A large volume was set up on a reading stand in the center of this first room. An index of some sort, he thought, trying to work out the scheme by which the collection was organized. Each bookshelf bore a coat of arms on the top, bright with color and rampant with fierce animals. Perhaps...? But no, there was no reference to the blazons in the index, nor did the shelves seem to be numbered. As for the scrolls, he wasn't sure they were recorded in this book at all.
He was evening up a gap on the bookshelf closest to the door, sliding a taller volume out of the center and replacing it next to brothers of its own size, when the housekeeper reappeared in a scent of cinnamon and bitterness, with a coffee pot on a silver tray and a slightly more genuine smile.
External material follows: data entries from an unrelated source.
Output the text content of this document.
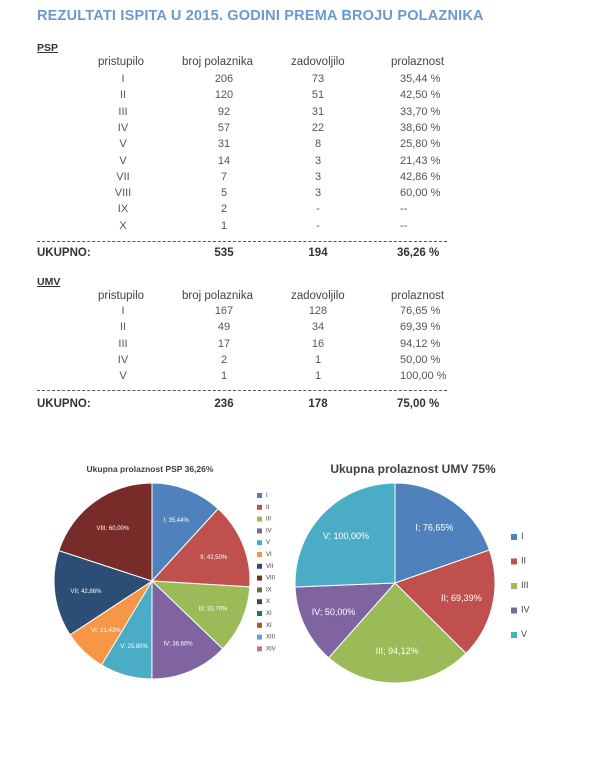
REZULTATI ISPITA U 2015. GODINI PREMA BROJU POLAZNIKA
PSP
pristupilo	broj polaznika	zadovoljilo	prolaznost
I	206	73	35,44 %
II	120	51	42,50 %
III	92	31	33,70 %
IV	57	22	38,60 %
V	31	8	25,80 %
V	14	3	21,43 %
VII	7	3	42,86 %
VIII	5	3	60,00 %
IX	2	-	--
X	1	-	--
UKUPNO:	535	194	36,26 %
UMV
pristupilo	broj polaznika	zadovoljilo	prolaznost
I	167	128	76,65 %
II	49	34	69,39 %
III	17	16	94,12 %
IV	2	1	50,00 %
V	1	1	100,00 %
UKUPNO:	236	178	75,00 %
Ukupna prolaznost PSP 36,26%
I; 35,44%
II; 42,50%
III; 33,70%
IV; 38,60%
V; 25,80%
VI; 21,43%
VII; 42,86%
VIII; 60,00%
I
II
III
IV
V
VI
VII
VIII
IX
X
XI
XI
XIII
XIV
Ukupna prolaznost UMV 75%
I; 76,65%
II; 69,39%
III; 94,12%
IV; 50,00%
V; 100,00%	I
II
III
IV
V
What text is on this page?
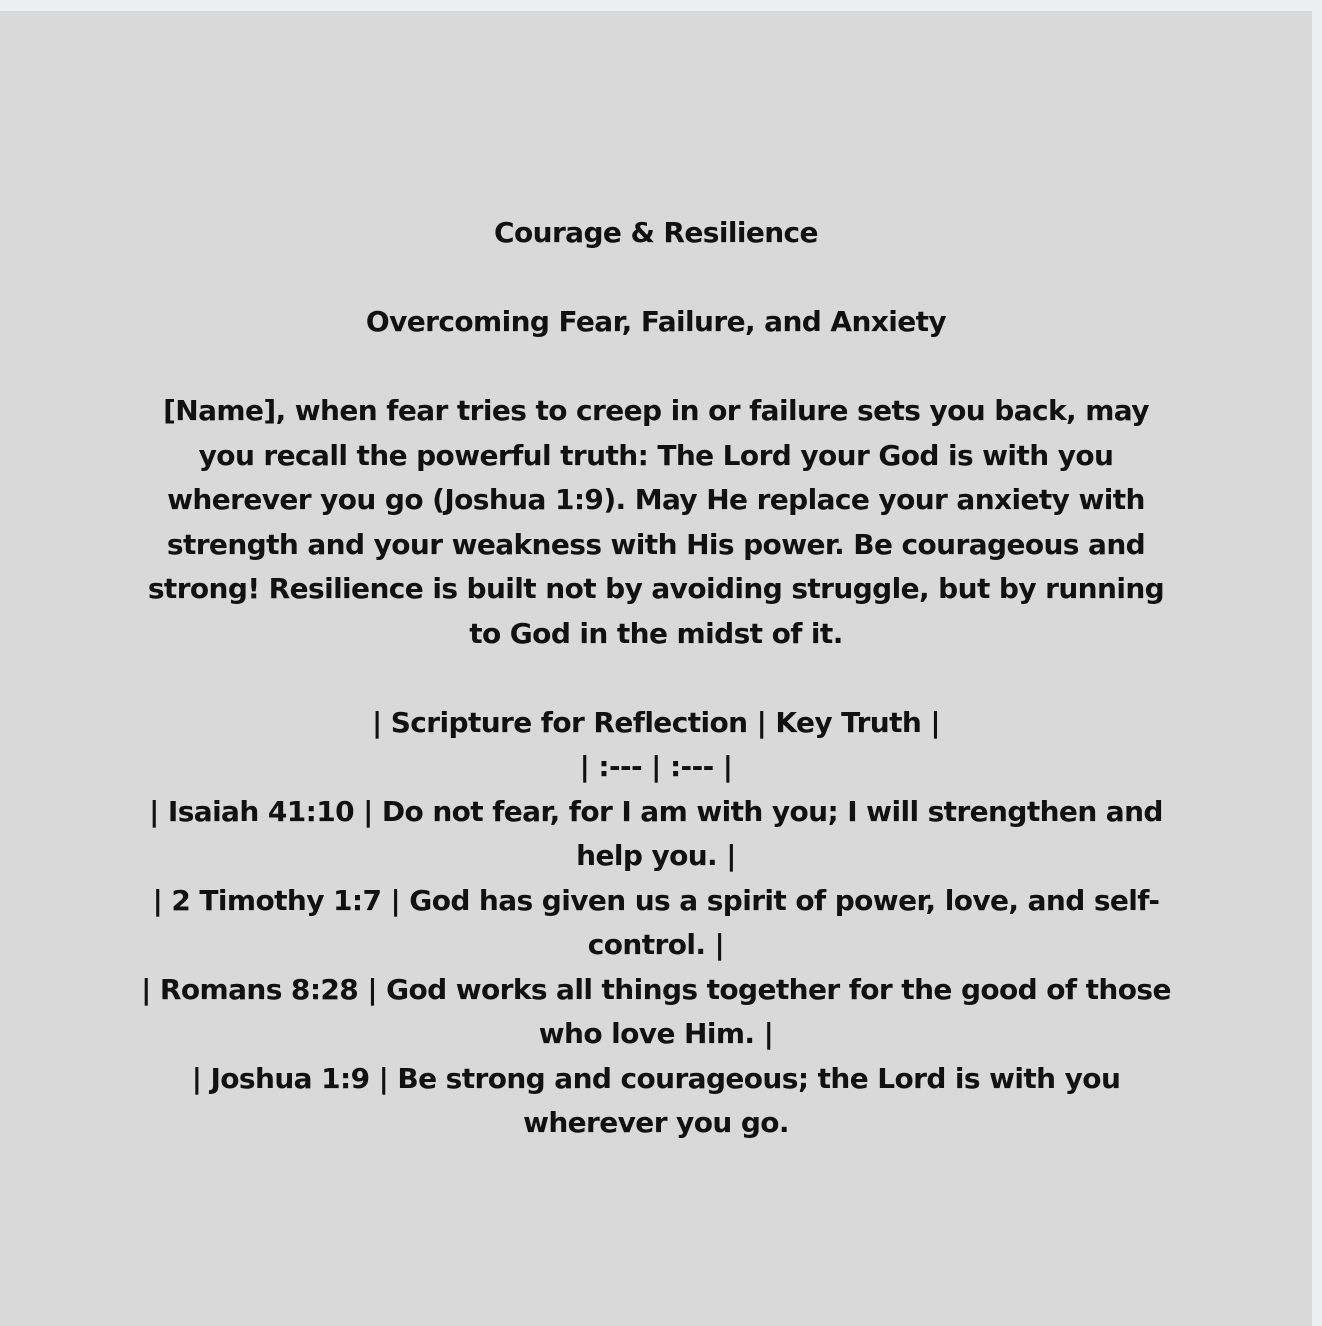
Courage & Resilience

Overcoming Fear, Failure, and Anxiety

[Name], when fear tries to creep in or failure sets you back, may you recall the powerful truth: The Lord your God is with you wherever you go (Joshua 1:9). May He replace your anxiety with strength and your weakness with His power. Be courageous and strong! Resilience is built not by avoiding struggle, but by running to God in the midst of it.

| Scripture for Reflection | Key Truth |

| :--- | :--- |

| Isaiah 41:10 | Do not fear, for I am with you; I will strengthen and help you. |

| 2 Timothy 1:7 | God has given us a spirit of power, love, and self-control. |

| Romans 8:28 | God works all things together for the good of those who love Him. |

| Joshua 1:9 | Be strong and courageous; the Lord is with you wherever you go.
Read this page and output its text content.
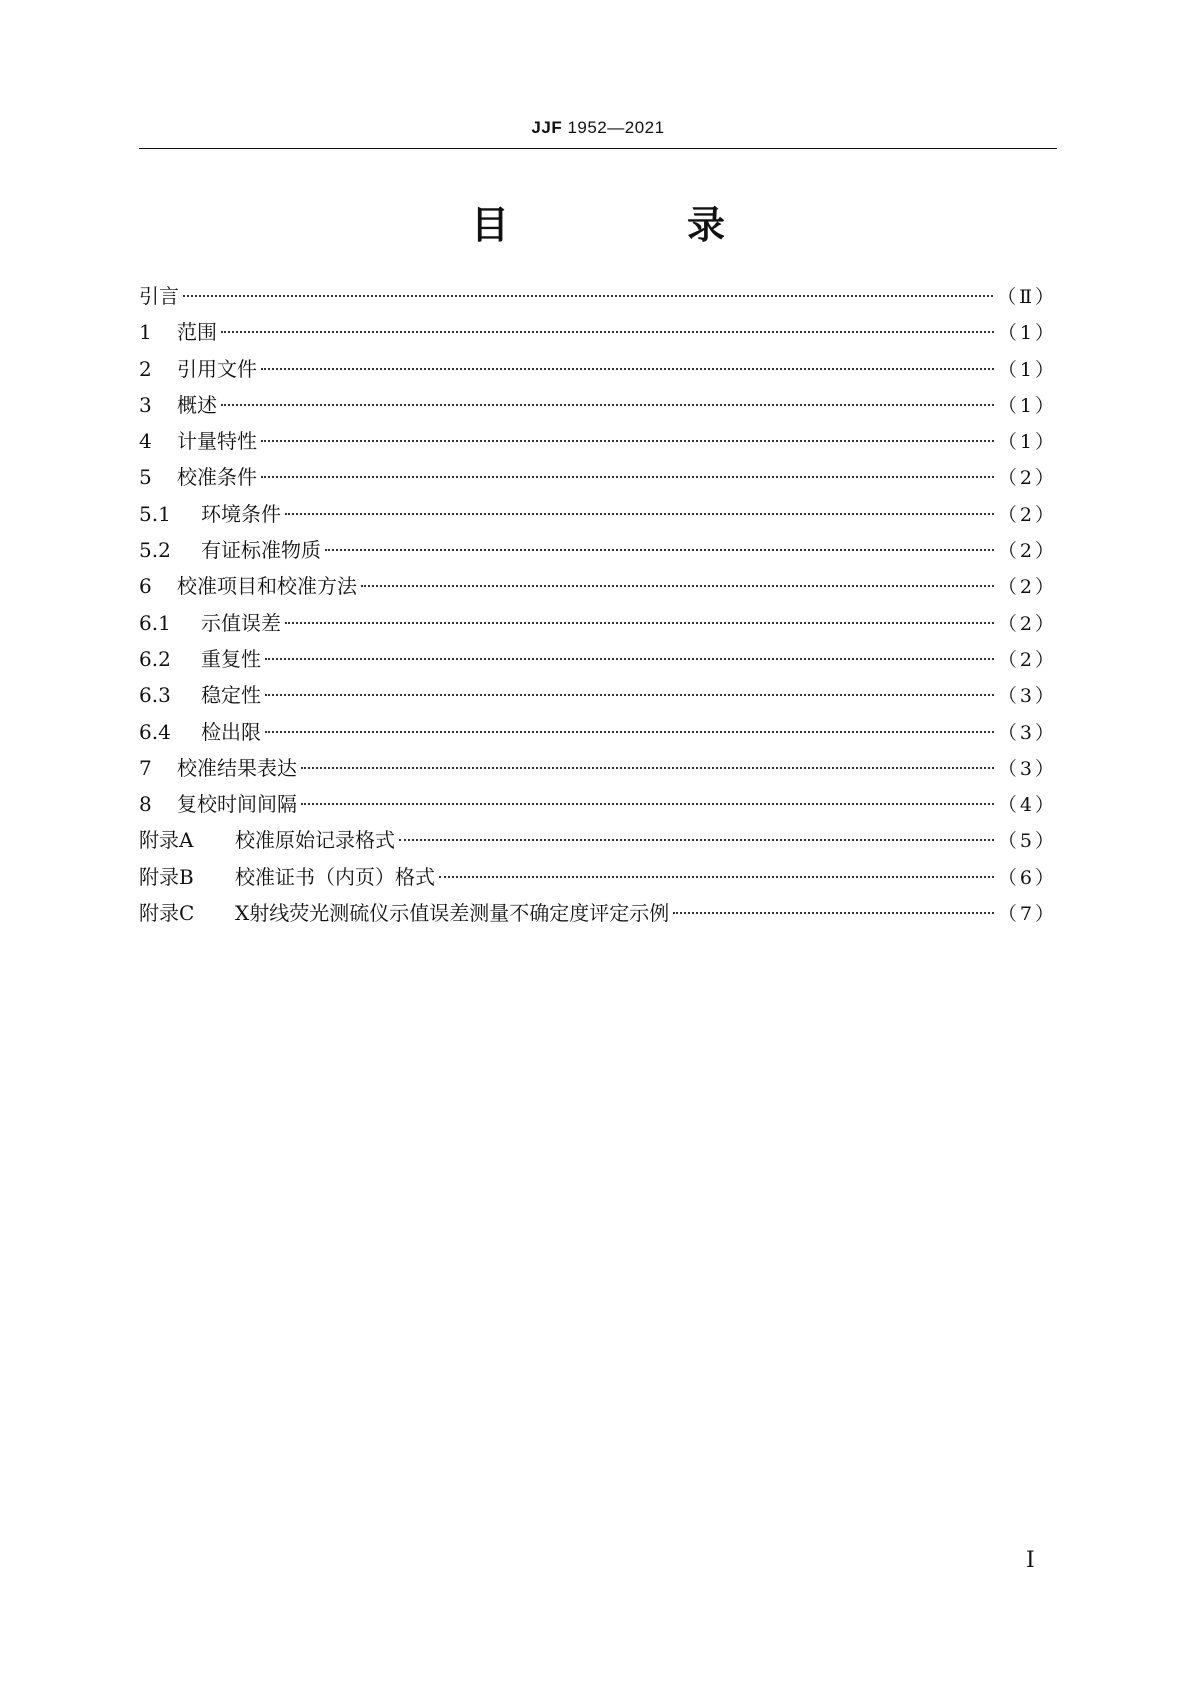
JJF 1952—2021
目　录
引言	（Ⅱ）
1	范围	（1）
2	引用文件	（1）
3	概述	（1）
4	计量特性	（1）
5	校准条件	（2）
5.1	环境条件	（2）
5.2	有证标准物质	（2）
6	校准项目和校准方法	（2）
6.1	示值误差	（2）
6.2	重复性	（2）
6.3	稳定性	（3）
6.4	检出限	（3）
7	校准结果表达	（3）
8	复校时间间隔	（4）
附录A	校准原始记录格式	（5）
附录B	校准证书（内页）格式	（6）
附录C	X射线荧光测硫仪示值误差测量不确定度评定示例	（7）
I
At this reminder, Frank's delight faded enough to allow him to remember he had not come here simply to explore the library, but oh, that was a bonus. All these books! "This is wonderful. No wonder he doesn't want to leave."
"Have you got no further than the anteroom?"
"There's more?"
"Follow me."
At the far end of the room a bookshelf had been built out from the right hand wall in such a way as to look like part of the far wall. When she passed it, the optical illusion was broken and he saw there was a space between the two, just wide enough for a short passage and another of those narrow doors. Grinning, Frank followed through a gray oak portal, ancient and studded with nails, set into a doorway that pierced a wall so thick it felt like a passage. On the other side, three deeply worn steps brought him to a floor as crazily humped and warped as a sea-serpent's back.